American painter (1856–1950)

Arlington Nelson Lindenmuth (also A.N. Lindenmuth) (1856 —1950) was an American landscape and portrait painter who lived and painted in Allentown, Pennsylvania and the Lehigh Valley region of the United States. He was a member of the Baum Circle, the group of artists either taught by, associated with, or directly influenced by Pennsylvania impressionist painter Walter Emerson Baum.

== Life ==
Lindenmuth was also one of the earliest professional photographers in the Lehigh Valley, and for many decades he owned and operated a successful photography studio, located on Sixth Street in Allentown, directly across the street from the Lyric Theatre. As early as 1882, he was also employed as a traveling sales representative for Eastman Kodak.

He studied painting under Peter Alfred Gross, who was his wife's cousin, and also in Europe. His paintings were exhibited in New York City and Philadelphia, and his murals can be seen in Allentown's Phoebe Retirement Home, Cathedral of Saint Catharine of Siena in Allentown, Pennsylvania, and Asbury Methodist Church. Lindenmuth was also a member of the Salmagundi Club.

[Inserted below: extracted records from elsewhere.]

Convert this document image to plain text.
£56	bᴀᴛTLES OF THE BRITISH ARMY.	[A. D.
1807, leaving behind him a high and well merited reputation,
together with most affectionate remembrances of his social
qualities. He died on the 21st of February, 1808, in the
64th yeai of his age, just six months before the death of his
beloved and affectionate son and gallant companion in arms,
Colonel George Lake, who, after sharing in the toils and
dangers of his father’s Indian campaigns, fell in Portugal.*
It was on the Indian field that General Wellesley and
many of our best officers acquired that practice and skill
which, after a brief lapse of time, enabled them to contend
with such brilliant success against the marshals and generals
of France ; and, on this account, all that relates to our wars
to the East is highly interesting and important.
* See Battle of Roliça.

Lindenmuth would later teach painting to students, including John E. Berninger, out of his photography studio.

In 1912, Lindenmuth also put forth a proposal for the establishment of the Allentown Art Museum. He became adept at the public promotion of the arts, both through local newspapers and his well-trafficked photography studio. His studio also served as exhibition space for local artists, including Orlando Gray Wales, who held his first exhibit there in 1912. The Fine Arts Club of the Lehigh Valley held their first exhibition in Lindenmuth's studio in 1922, and Walter Emerson Baum included his paintings in these exhibitions starting in 1923.

One of his sons, Raphael Tod Lindenmuth, also became an artist.